Худая, истощавшая до костей, но тем не менее подвижная и злая, она умяла хлеб с тушёнкой раньше меня. Мне пришлой её отломить краюху, чтобы она не смотрела меня такими дикими, до боли жалкими глазами, пока я доедаю свой кусок. Она зверем набросилась на брошенный хлеб. Потом запрыгнула на помятый капот, вытянулась, скобля когтями об металл, и, заметив моё движение, сиганула в тёмный, выжженный салон. Оттуда издалось протяжное грозное шипение.

— Да нужна ты мне больно! — я спрятал нож в сумку, поправил смятые стельки башмаков и двинулся прочь. — Ну, бывай.
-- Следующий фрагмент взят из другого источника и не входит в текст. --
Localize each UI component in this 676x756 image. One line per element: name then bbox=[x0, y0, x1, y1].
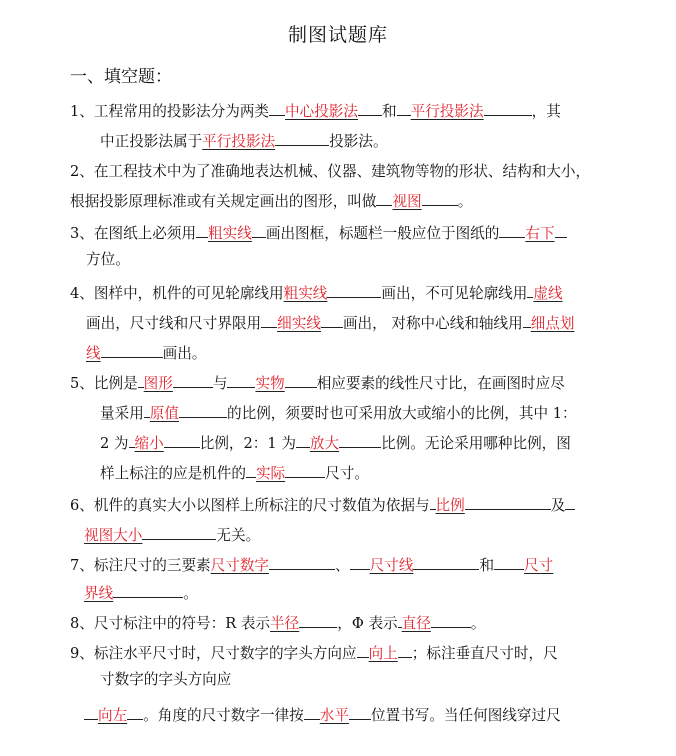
question-6-line-1 bbox=[70, 494, 575, 516]
question-5-line-4 bbox=[100, 462, 369, 484]
question-3-line-2: 方位。 bbox=[86, 251, 130, 268]
question-4-line-2 bbox=[86, 312, 575, 334]
q5-text: 比例。无论采用哪种比例，图 bbox=[381, 435, 571, 452]
q7-answer-3-cont: 界线 bbox=[84, 585, 114, 602]
question-2-line-1: 2、在工程技术中为了准确地表达机械、仪器、建筑物等物的形状、结构和大小， bbox=[70, 163, 591, 180]
q8-answer-2: 直径 bbox=[401, 615, 431, 632]
q4-answer-1: 粗实线 bbox=[283, 285, 328, 302]
q1-answer-3: 平行投影法 bbox=[202, 133, 276, 150]
question-9-line-3 bbox=[84, 704, 561, 726]
q4-text: 画出。 bbox=[162, 345, 207, 362]
q9-text: 位置书写。当任何图线穿过尺 bbox=[370, 707, 561, 724]
q5-text: 2 为 bbox=[100, 435, 129, 452]
q5-text: 相应要素的线性尺寸比，在画图时应尽 bbox=[316, 375, 565, 392]
q3-answer-1: 粗实线 bbox=[208, 225, 252, 242]
q1-answer-2: 平行投影法 bbox=[410, 103, 484, 120]
q5-answer-6: 实际 bbox=[255, 465, 286, 482]
q8-text: 。 bbox=[470, 615, 486, 632]
question-9-line-2: 寸数字的字头方向应 bbox=[100, 671, 232, 688]
q9-answer-3: 水平 bbox=[319, 707, 349, 724]
question-8-line-1 bbox=[70, 612, 485, 634]
question-3-line-1 bbox=[70, 222, 567, 244]
question-1-line-2 bbox=[100, 130, 388, 152]
question-6-line-2 bbox=[84, 524, 260, 546]
q1-text: 投影法。 bbox=[329, 133, 388, 150]
question-1-line-1 bbox=[70, 100, 561, 122]
q5-text: 与 bbox=[212, 375, 228, 392]
q3-text: 3、在图纸上必须用 bbox=[70, 225, 197, 242]
q4-answer-3: 细实线 bbox=[277, 315, 321, 332]
q2-text: 根据投影原理标准或有关规定画出的图形，叫做 bbox=[70, 193, 377, 210]
q5-answer-3: 原值 bbox=[149, 405, 179, 422]
q7-answer-2: 尺寸线 bbox=[369, 557, 414, 574]
q6-answer-2: 视图大小 bbox=[84, 527, 143, 544]
q4-answer-4-cont: 线 bbox=[86, 345, 101, 362]
q5-text: 样上标注的应是机件的 bbox=[100, 465, 246, 482]
question-5-line-1 bbox=[70, 372, 565, 394]
page-title: 制图试题库 bbox=[287, 24, 388, 46]
q5-answer-1: 图形 bbox=[143, 375, 173, 392]
q4-answer-2: 虚线 bbox=[533, 285, 563, 302]
q3-text: 画出图框，标题栏一般应位于图纸的 bbox=[265, 225, 500, 242]
q5-text: 尺寸。 bbox=[325, 465, 369, 482]
question-5-line-3 bbox=[100, 432, 571, 454]
q7-text: 。 bbox=[183, 585, 198, 602]
q4-text: 画出，不可见轮廓线用 bbox=[381, 285, 528, 302]
q9-answer-2: 向左 bbox=[98, 707, 128, 724]
question-2-line-2 bbox=[70, 190, 472, 212]
q8-answer-1: 半径 bbox=[270, 615, 300, 632]
q1-text: 1、工程常用的投影法分为两类 bbox=[70, 103, 270, 120]
q7-answer-3: 尺寸 bbox=[524, 557, 554, 574]
q3-answer-2: 右下 bbox=[525, 225, 555, 242]
question-4-line-3 bbox=[86, 342, 206, 364]
q5-text: 5、比例是 bbox=[70, 375, 138, 392]
q7-answer-1: 尺寸数字 bbox=[210, 557, 270, 574]
q4-text: 画出，尺寸线和尺寸界限用 bbox=[86, 315, 262, 332]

Я потопал дальше. Какое-то время кошка увязалось за мной — она крадучись под днищами машин, двигалась вдоль тротуара, держасть на удалении. То шумно вскарабкивалась на каркасы машин, то спрыгивала с них, то отваживалась пробежаться рядом. Я посматривал за ней. Шикал на неё. Но, подогретая халявной пищей, она не торопилась уходить.

Пройдя так со мной с километр, она, видимо, отчаялась ждать и внезапно исчезла. Больше я её не видел и не слышал. Шёл себе дальше.

Прошёл Сенную площадь и не узнал её. Лишь когда прошёл, понял, что это была именно Сенная площадь. Не поверил… Вскоре вышел на Адмиралтейский проспект. Посмотрел на столбы выгоревших деревьев, за ними разрушенное Адмиралтейство без шпиля. И подбрёл к Дворцовой площади.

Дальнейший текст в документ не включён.